John,
Thanks for the quick response.
Not sure what Netscalar does, but it all should act
the same. The host
TCP stack would drop any attempted connection for which a session was
not established regardless of what was upstream from it. Quick and
dirty, you sould be able to fire up tcpdump and see the session
initialization.
That's what I'm finding strange. After running a tcpdump capture on
the interface and analyzing it with Wireshark, I do not see any 3-way
handshakes for this particular web application. For any HTTP GET that
I see in Wireshark that pertains to this application, when I "Follow
TCP Stream", the first entry in Wireshark is always the GET message
itself. For all other applications on the network, doing the above
results in the first entry being the SYN.

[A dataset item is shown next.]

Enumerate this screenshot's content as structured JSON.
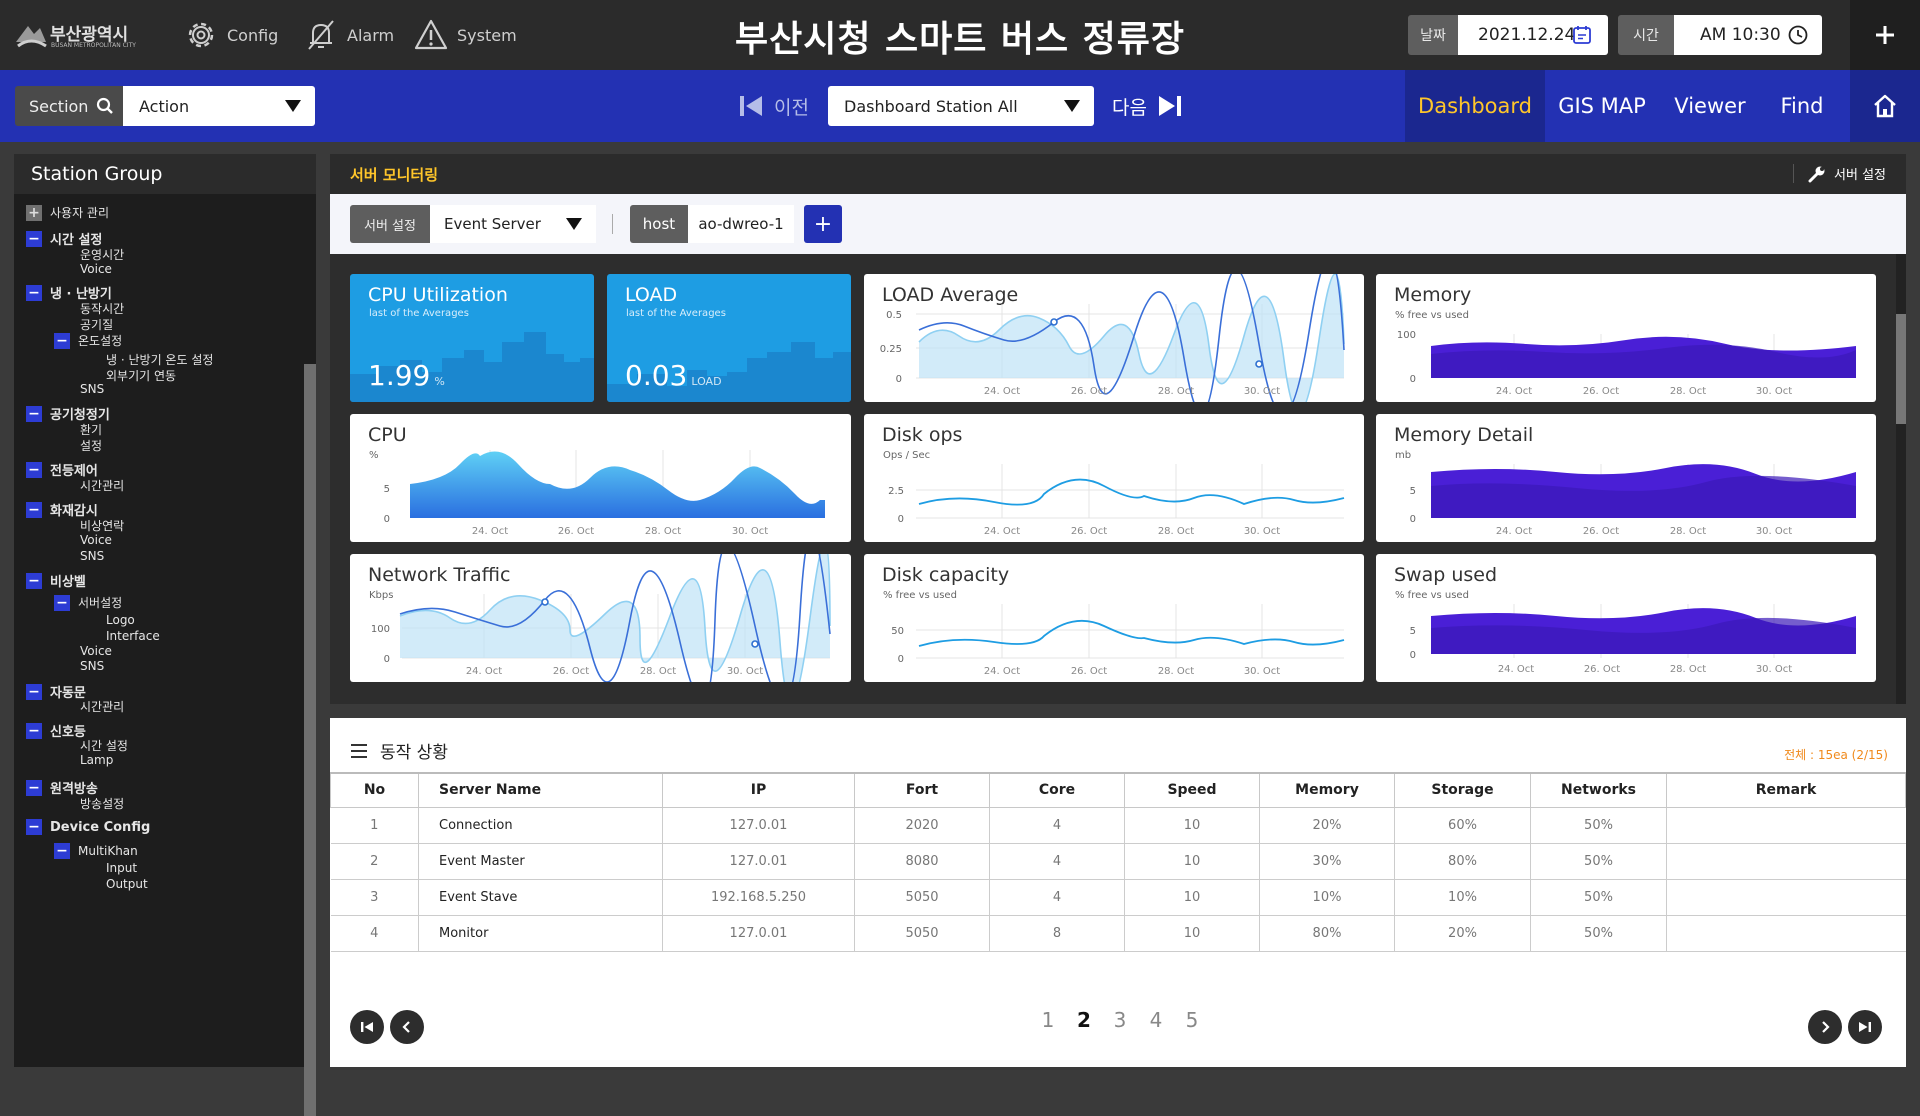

I've generated a few dumps with the same results. I wonder if the
load balancer is somehow keeping a session active for very long
periods (if this even makes sense).
If you have any suggestions or thoughts, I'd be very interested.
Thanks,
Bill
On Sat, Feb 6, 2010 at 12:51 PM, John Hally <JHally(a)ebscohost.com> wrote:
Hi Bill,
I've run BRO in the past with load balancers (Arrowpoint/Cisco CSS) and
was able to see all traffic. In our setup we had 2 segments; a VIP
access link and a services trunk link where the real/origin servers
lived. Both of these links had physical network taps and it was as
simple as plugging in the Ethernet, flipping the interface to
UP/PROMISC, and starting BRO.
With the CSS, even though the unit would handle the initial connection,
it would 'snap' that over to the origin server it picked during load
balancing so you would still see the tcp setup.

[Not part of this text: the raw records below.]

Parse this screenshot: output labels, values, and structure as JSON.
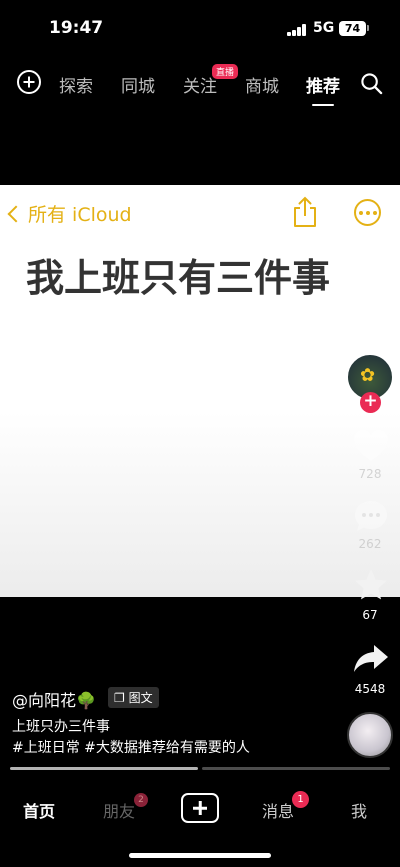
{
  "status_bar": {
    "time": "19:47",
    "network": "5G",
    "battery": "74"
  },
  "top_nav": {
    "tabs": [
      {
        "label": "探索"
      },
      {
        "label": "同城"
      },
      {
        "label": "关注"
      },
      {
        "label": "商城"
      },
      {
        "label": "推荐"
      }
    ],
    "live_badge": "直播",
    "active_tab": "推荐"
  },
  "note": {
    "back_label": "所有 iCloud",
    "title": "我上班只有三件事",
    "accent_color": "#e4b115"
  },
  "actions": {
    "likes": "728",
    "comments": "262",
    "favorites": "67",
    "shares": "4548"
  },
  "post": {
    "author": "@向阳花🌳",
    "type_tag": "图文",
    "caption": "上班只办三件事",
    "hashtags": "#上班日常 #大数据推荐给有需要的人"
  },
  "progress": {
    "pages": 2,
    "current_page": 1
  },
  "bottom_nav": {
    "home": "首页",
    "friends": "朋友",
    "friends_badge": "2",
    "messages": "消息",
    "messages_badge": "1",
    "me": "我"
  },
  "icons": [
    "add-icon",
    "search-icon",
    "share-icon",
    "more-icon",
    "heart-icon",
    "comment-icon",
    "star-icon",
    "forward-icon",
    "create-icon"
  ]
}
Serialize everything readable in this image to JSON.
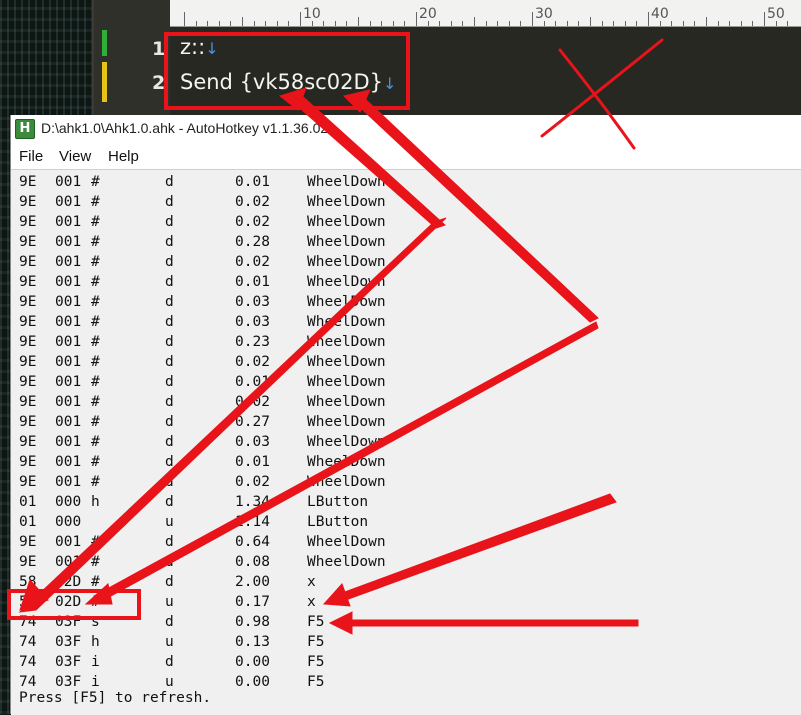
{
  "editor": {
    "ruler_numbers": [
      "10",
      "20",
      "30",
      "40",
      "50"
    ],
    "lines": [
      {
        "num": "1",
        "code": "z::",
        "newline": "↓"
      },
      {
        "num": "2",
        "code": "Send {vk58sc02D}",
        "newline": "↓"
      }
    ]
  },
  "window": {
    "icon_letter": "H",
    "title": "D:\\ahk1.0\\Ahk1.0.ahk - AutoHotkey v1.1.36.02",
    "menu": [
      "File",
      "View",
      "Help"
    ]
  },
  "key_history": [
    {
      "vk": "9E",
      "sc": "001",
      "flags": "#",
      "updown": "d",
      "elapsed": "0.01",
      "key": "WheelDown"
    },
    {
      "vk": "9E",
      "sc": "001",
      "flags": "#",
      "updown": "d",
      "elapsed": "0.02",
      "key": "WheelDown"
    },
    {
      "vk": "9E",
      "sc": "001",
      "flags": "#",
      "updown": "d",
      "elapsed": "0.02",
      "key": "WheelDown"
    },
    {
      "vk": "9E",
      "sc": "001",
      "flags": "#",
      "updown": "d",
      "elapsed": "0.28",
      "key": "WheelDown"
    },
    {
      "vk": "9E",
      "sc": "001",
      "flags": "#",
      "updown": "d",
      "elapsed": "0.02",
      "key": "WheelDown"
    },
    {
      "vk": "9E",
      "sc": "001",
      "flags": "#",
      "updown": "d",
      "elapsed": "0.01",
      "key": "WheelDown"
    },
    {
      "vk": "9E",
      "sc": "001",
      "flags": "#",
      "updown": "d",
      "elapsed": "0.03",
      "key": "WheelDown"
    },
    {
      "vk": "9E",
      "sc": "001",
      "flags": "#",
      "updown": "d",
      "elapsed": "0.03",
      "key": "WheelDown"
    },
    {
      "vk": "9E",
      "sc": "001",
      "flags": "#",
      "updown": "d",
      "elapsed": "0.23",
      "key": "WheelDown"
    },
    {
      "vk": "9E",
      "sc": "001",
      "flags": "#",
      "updown": "d",
      "elapsed": "0.02",
      "key": "WheelDown"
    },
    {
      "vk": "9E",
      "sc": "001",
      "flags": "#",
      "updown": "d",
      "elapsed": "0.01",
      "key": "WheelDown"
    },
    {
      "vk": "9E",
      "sc": "001",
      "flags": "#",
      "updown": "d",
      "elapsed": "0.02",
      "key": "WheelDown"
    },
    {
      "vk": "9E",
      "sc": "001",
      "flags": "#",
      "updown": "d",
      "elapsed": "0.27",
      "key": "WheelDown"
    },
    {
      "vk": "9E",
      "sc": "001",
      "flags": "#",
      "updown": "d",
      "elapsed": "0.03",
      "key": "WheelDown"
    },
    {
      "vk": "9E",
      "sc": "001",
      "flags": "#",
      "updown": "d",
      "elapsed": "0.01",
      "key": "WheelDown"
    },
    {
      "vk": "9E",
      "sc": "001",
      "flags": "#",
      "updown": "d",
      "elapsed": "0.02",
      "key": "WheelDown"
    },
    {
      "vk": "01",
      "sc": "000",
      "flags": "h",
      "updown": "d",
      "elapsed": "1.34",
      "key": "LButton"
    },
    {
      "vk": "01",
      "sc": "000",
      "flags": "",
      "updown": "u",
      "elapsed": "1.14",
      "key": "LButton"
    },
    {
      "vk": "9E",
      "sc": "001",
      "flags": "#",
      "updown": "d",
      "elapsed": "0.64",
      "key": "WheelDown"
    },
    {
      "vk": "9E",
      "sc": "001",
      "flags": "#",
      "updown": "d",
      "elapsed": "0.08",
      "key": "WheelDown"
    },
    {
      "vk": "58",
      "sc": "02D",
      "flags": "#",
      "updown": "d",
      "elapsed": "2.00",
      "key": "x"
    },
    {
      "vk": "58",
      "sc": "02D",
      "flags": "#",
      "updown": "u",
      "elapsed": "0.17",
      "key": "x"
    },
    {
      "vk": "74",
      "sc": "03F",
      "flags": "s",
      "updown": "d",
      "elapsed": "0.98",
      "key": "F5"
    },
    {
      "vk": "74",
      "sc": "03F",
      "flags": "h",
      "updown": "u",
      "elapsed": "0.13",
      "key": "F5"
    },
    {
      "vk": "74",
      "sc": "03F",
      "flags": "i",
      "updown": "d",
      "elapsed": "0.00",
      "key": "F5"
    },
    {
      "vk": "74",
      "sc": "03F",
      "flags": "i",
      "updown": "u",
      "elapsed": "0.00",
      "key": "F5"
    }
  ],
  "footer": "Press [F5] to refresh.",
  "annotation_color": "#e8141a"
}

Not sure what Netscalar does, but it all should act the same. The host
TCP stack would drop any attempted connection for which a session was
not established regardless of what was upstream from it. Quick and
dirty, you sould be able to fire up tcpdump and see the session
initialization.
Thoughts?
Tahnks.
John.
-----Original Message-----
From: bro-bounces(a)ICSI.Berkeley.EDU
[mailto:bro-bounces@ICSI.Berkeley.EDU] On Behalf Of Bill Jones
Sent: Saturday, February 06, 2010 10:22 AM
To: bro(a)ICSI.Berkeley.EDU
Subject: [Bro] Load Balancers
Hi everyone,
I was curious if anyone has any experience running bro between
load-balancers (such as Netscaler) and web applications. We are
currently trying to get HTTP logs generated for a web application. We
couldn't figure out why bro was not triggering the HTTP analyzer, but
I now believe that this is because it is never seeing the original SYN
+ SYN/ACK for the conversation. When viewing the conversations in
Wireshark, I can see that all the TCP streams for this particular
application begin with the GET and do not include the initial 3-way
handshake.
Here is an entry in the conn.log for this stream which shows the states:
1265389087.849048 ? 10.19.120.12 10.19.2.78 http 2232 80 tcp 14785
604140 OTH X DdAa
Other web applications on the wire, which do have the 3-way handshake
visible for all connections, seem to work just fine and I get http
logs.
My questions are:
Am I correct in assuming that the lack of initial connection
establishment is why the HTTP analysis is never occurring (and
therefore I'm not getting entries in http.log)?
Is there a way to force bro to analyze the traffic even though there
is no proper 3-way handshake visible?